Stages of Product Life Cycle
There are four stages of a Product in its entire life. Again, as the requirements for every phase of a living thing changes, so we need different marketing strategies to deal with the different stages of the product. We will discuss each stage briefly here.
This is the beginning. This stage introduces or develops a new product so it is also called as development stage. At this stage marketing costs are high for a number of reasons, such as market research, development costs, promotion costs and distributions costs etc. There is no or little competition and demand is to be created. Marketing promotions and establishing channels are necessary at this stage to create demand and prompt customer to try the product. The revenue is minimum because of high marketing costs and low sales volumes.

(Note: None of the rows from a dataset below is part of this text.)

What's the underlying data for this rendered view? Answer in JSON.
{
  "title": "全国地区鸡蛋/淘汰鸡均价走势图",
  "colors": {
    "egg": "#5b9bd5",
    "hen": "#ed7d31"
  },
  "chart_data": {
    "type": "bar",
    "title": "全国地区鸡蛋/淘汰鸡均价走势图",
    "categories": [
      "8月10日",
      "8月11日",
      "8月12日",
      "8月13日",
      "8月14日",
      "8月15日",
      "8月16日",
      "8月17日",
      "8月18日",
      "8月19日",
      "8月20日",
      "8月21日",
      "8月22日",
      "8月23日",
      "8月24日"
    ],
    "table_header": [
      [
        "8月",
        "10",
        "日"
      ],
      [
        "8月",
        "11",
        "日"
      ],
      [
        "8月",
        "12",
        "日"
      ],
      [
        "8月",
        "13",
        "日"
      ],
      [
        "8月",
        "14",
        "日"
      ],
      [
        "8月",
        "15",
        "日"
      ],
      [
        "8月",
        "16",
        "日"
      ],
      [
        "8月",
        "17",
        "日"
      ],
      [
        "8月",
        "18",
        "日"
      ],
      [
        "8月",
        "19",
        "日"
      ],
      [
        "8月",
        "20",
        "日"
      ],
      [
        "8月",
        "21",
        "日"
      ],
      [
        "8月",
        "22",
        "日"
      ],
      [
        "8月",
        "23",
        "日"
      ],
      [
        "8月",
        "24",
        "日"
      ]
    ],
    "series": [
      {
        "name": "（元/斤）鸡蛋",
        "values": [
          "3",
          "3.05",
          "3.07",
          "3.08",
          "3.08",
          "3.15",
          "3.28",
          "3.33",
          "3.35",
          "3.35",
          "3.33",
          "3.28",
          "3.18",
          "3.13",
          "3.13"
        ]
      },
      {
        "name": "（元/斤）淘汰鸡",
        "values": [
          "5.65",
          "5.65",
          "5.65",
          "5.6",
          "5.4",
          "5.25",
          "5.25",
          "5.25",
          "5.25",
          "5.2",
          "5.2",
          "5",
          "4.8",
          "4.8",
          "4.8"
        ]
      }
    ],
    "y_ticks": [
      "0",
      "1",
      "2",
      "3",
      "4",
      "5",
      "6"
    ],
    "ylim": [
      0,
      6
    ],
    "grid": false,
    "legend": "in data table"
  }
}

This is the second stage in which the product revenue start to grow because of the reduction of costs and sales growth. With the increase in sales volume and the reduction of costs due the economies of scale, the profit begins to rise. The sale volume increases at this stage because of the public awareness and promotions during launch times. However, new competitors enter the market and competition begins to increase. The marketing strategy may either to maintain the price or reduce it depending upon the competition. If the competition is low and demand is high, the price may be maintained. The new players may, however, create a competitive environment and the prices may be lowered to meet the competition. More distribution channels are added and promotion is spread to a broader section of the market.
3. Maturity Stage
The pace of sale growth may be slower at this stage, but will still continue to grow. The sale increases as the brand matures with more public awareness. The costs get further lowered with the increase in production. The sale volume reaches to the peak and the market is saturated. The establishment of products by other players (competitors) at this stage make the competition tough and marketing managers need to drop the prices. New features are added to increase the benefit and value in the product and beat the competitor. New distribution channels are explored and incentives may be announced to avoid losing market share. New ways of promotions may be adapted like loyalty, product differentiation and diversification.
4. Decline Stage
This is also called saturation stage as the market get saturated at this point. The market shrinks due to decline in sales; the costs increase and profits diminish. If there is a category of products, its number may be reduced. The more profitable should be maintained and the non-productive should be eliminated. The prices may come further down to clear the stock of unsold items.
Limitations of the Product Life Cycle Model
The PLC concept is a useful model for marketing strategy. However, the concept has its own certain limitations. Critics argue that products may not have the same life cycle as living organisms. For instance, a certain style of jeans may have a life cycle but clothes in general do not have. Furthermore, marketers may not properly and accurately evaluate a product on the PLC graph which may lead to wrong marketing mix strategies. Some critics also level the criticism that the PLC graph differs drastically in case of different products. For example, a PLC graph for a fade may be entirely different from that of products like Coca Cola or Pepsi.
Product Life Cycle and the Marketing Mix
The theory of PLC offers useful information to use marketing mix strategies effectively. Each stage of the PLC model requires separate marketing mix strategy. The price, place, promotions and people may require to change as the products process evolves. Prices and promotion at the beginning may be set higher than at maturity or decline. In short, the various stages of the product during its life cycle tell the marketer to change his strategy as required. The 4 Ps’ must change as the product passes through its various stages.
Examples of Product Life Cycle
There are a number of examples of the PLC concept. Many businesses regularly conduct a thorough analysis of their product portfolio to adjust their marketing tactics.
An analysis of Kellogg’s cereals from 1997 to 2004 is a good example of international product cycle. The company introduced Nutri-Grain in 1997. From that period till 2002, the sales increased and this may be considered as its growth stage. The next one year was maturity followed by decline in 2004.
Another example of international Product life cycle is McDonalds’ consistent phasing out of products and introducing new products. McDonald’s claim that they know the importance of the fact the sales of products on its menu will change and various points. So they consistently strive to introduce new products to cater to the ever changing demands of its customers.